Le autorità di regolamentazione in Australia e negli Stati Uniti si stanno muovendo in una direzione simile. L'Australian Securities and Investments Commission (ASIC) sta discutendo la riduzione dei limiti di leva finanziaria per i trader al dettaglio e il rafforzamento della supervisione della segregazione dei fondi dei clienti. Negli Stati Uniti, la Commodity Futures Trading Commission (CFTC) sta elaborando nuovi standard per le strategie di trading algoritmico e i modelli di trading basati sull'IA.
Come le riforme cambieranno i broker e i trader
I cambiamenti imminenti metteranno alla prova la maggior parte dei partecipanti al mercato. I nuovi standard richiedono ai broker maggiore trasparenza, responsabilità e resistenza tecnologica. Le aziende dovranno rendere note le strutture delle commissioni, le fonti di liquidità e gli algoritmi di esecuzione degli ordini, aumentando i costi operativi ma migliorando la fiducia dei clienti. Alcune società più piccole, in particolare quelle al di fuori dell'UE e dell'Australia, potrebbero avere difficoltà a soddisfare queste richieste di conformità e potrebbero abbandonare il mercato.
Per i trader, le riforme segnano un costante aumento degli standard di sicurezza e correttezza. Regole più severe in materia di leva finanziaria e di pubblicità dovrebbero frenare le pratiche di marketing aggressive e ridurre le perdite tra gli investitori inesperti. Gli analisti prevedono che il capitale si sposterà verso operatori più grandi e autorizzati. Secondo gli esperti, i migliori broker Forex hanno già iniziato ad adottare gli standard che diventeranno obbligatori nel 2026, rendendoli i più preparati all'imminente transizione normativa.

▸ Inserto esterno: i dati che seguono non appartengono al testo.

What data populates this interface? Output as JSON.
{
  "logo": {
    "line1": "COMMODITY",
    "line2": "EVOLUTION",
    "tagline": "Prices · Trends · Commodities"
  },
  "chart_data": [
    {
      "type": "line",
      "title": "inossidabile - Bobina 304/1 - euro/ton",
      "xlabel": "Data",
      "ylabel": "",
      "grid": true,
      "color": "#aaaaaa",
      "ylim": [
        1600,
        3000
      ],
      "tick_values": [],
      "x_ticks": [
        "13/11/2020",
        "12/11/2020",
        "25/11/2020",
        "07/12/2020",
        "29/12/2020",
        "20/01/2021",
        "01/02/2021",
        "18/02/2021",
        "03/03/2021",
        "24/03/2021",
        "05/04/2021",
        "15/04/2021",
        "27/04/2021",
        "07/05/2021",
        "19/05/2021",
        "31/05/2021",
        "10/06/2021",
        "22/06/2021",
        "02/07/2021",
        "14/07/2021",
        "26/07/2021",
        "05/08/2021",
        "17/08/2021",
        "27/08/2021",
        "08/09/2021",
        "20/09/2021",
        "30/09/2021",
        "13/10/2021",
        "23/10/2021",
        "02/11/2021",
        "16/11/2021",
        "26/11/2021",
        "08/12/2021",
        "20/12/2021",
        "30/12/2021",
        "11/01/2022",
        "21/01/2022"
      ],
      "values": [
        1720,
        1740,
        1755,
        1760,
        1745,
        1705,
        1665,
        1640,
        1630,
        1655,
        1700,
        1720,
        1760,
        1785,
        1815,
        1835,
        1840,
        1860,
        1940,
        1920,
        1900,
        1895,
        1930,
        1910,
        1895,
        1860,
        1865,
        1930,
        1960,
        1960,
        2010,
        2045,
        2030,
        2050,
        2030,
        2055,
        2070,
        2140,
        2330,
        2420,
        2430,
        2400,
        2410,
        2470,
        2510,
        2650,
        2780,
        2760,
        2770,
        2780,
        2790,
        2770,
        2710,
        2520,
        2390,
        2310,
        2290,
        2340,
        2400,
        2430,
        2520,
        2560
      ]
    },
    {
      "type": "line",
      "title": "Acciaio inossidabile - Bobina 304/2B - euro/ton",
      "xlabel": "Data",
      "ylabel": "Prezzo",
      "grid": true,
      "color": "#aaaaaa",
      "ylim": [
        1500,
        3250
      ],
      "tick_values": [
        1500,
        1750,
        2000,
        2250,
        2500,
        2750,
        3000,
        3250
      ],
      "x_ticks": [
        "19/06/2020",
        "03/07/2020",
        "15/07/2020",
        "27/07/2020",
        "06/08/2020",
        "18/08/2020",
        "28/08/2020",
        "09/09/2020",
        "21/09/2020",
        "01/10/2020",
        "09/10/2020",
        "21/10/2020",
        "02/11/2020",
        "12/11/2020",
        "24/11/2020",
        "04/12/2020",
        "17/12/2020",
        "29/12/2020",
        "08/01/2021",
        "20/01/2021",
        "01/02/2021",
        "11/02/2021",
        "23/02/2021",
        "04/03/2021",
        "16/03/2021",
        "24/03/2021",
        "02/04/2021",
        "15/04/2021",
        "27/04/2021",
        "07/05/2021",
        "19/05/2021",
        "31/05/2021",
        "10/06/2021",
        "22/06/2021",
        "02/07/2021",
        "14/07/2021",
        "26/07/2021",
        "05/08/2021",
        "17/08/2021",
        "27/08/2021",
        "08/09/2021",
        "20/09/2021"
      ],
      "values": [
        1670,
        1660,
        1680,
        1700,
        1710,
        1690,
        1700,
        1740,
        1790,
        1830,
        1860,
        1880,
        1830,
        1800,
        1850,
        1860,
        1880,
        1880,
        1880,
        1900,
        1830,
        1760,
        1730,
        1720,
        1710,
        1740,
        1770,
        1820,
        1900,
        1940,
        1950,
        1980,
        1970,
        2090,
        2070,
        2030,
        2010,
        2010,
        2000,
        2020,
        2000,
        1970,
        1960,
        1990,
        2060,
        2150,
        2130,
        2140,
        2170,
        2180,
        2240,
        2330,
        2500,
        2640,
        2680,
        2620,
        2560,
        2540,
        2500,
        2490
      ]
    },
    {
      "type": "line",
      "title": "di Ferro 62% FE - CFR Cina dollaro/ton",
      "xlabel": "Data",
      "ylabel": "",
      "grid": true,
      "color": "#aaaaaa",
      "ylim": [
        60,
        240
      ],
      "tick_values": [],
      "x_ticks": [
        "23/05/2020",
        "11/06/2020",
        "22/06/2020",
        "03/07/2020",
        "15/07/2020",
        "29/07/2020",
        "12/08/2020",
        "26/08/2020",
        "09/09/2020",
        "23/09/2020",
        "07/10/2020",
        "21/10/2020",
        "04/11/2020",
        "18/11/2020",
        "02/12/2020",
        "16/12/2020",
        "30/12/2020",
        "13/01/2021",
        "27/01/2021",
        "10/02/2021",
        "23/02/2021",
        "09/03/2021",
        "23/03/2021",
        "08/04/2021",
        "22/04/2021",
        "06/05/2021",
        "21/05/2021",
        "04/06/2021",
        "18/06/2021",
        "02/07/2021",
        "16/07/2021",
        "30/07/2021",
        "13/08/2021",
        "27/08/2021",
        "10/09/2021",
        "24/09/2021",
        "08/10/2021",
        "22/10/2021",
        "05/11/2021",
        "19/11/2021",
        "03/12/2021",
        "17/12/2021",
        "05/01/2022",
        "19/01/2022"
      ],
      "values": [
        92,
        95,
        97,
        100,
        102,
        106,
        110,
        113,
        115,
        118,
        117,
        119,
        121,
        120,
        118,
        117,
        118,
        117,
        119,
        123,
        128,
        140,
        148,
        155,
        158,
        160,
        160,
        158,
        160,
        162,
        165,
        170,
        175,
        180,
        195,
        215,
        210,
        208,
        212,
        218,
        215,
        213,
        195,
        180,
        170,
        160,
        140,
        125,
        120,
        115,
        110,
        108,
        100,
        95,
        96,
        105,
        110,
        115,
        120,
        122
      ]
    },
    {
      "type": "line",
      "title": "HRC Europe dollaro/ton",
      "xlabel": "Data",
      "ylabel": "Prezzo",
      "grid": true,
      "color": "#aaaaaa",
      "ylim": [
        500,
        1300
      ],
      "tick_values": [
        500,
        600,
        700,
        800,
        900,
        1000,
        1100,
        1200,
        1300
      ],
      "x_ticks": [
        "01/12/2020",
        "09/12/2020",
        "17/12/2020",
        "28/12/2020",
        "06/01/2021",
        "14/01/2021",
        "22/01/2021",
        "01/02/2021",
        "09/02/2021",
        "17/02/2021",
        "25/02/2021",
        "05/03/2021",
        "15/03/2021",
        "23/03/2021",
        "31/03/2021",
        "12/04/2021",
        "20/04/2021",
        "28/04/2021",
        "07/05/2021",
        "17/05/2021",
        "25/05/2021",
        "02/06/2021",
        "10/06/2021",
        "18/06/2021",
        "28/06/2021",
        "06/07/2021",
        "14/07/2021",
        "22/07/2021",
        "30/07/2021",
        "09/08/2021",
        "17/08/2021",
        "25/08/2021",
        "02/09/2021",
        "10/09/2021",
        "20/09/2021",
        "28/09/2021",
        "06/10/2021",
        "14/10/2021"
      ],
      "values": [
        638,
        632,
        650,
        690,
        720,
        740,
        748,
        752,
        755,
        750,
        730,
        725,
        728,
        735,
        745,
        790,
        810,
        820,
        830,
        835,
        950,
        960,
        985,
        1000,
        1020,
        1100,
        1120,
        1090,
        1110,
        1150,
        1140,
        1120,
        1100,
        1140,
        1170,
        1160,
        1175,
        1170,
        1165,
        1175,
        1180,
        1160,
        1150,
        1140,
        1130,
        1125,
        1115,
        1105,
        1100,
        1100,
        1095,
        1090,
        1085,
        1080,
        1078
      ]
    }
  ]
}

Nel lungo periodo, queste riforme potrebbero portare a un consolidamento del mercato. Le autorità di regolamentazione mirano a stabilire un quadro in cui la trasparenza, la protezione degli investitori e l'interoperabilità tecnologica diventino i principali vantaggi competitivi. Questo ambiente favorirà i broker conformi e fornirà ai trader uno spazio più stabile e regolamentato per il trading di valute e derivati.
In particolare, non sono solo le società di Forex a doversi adattare agli standard normativi europei. All'inizio di quest'anno, la borsa di criptovalute Gemini ha ricevuto l'approvazione di principio per una licenza MiFID II per espandere le sue operazioni di cripto-derivati in Europa.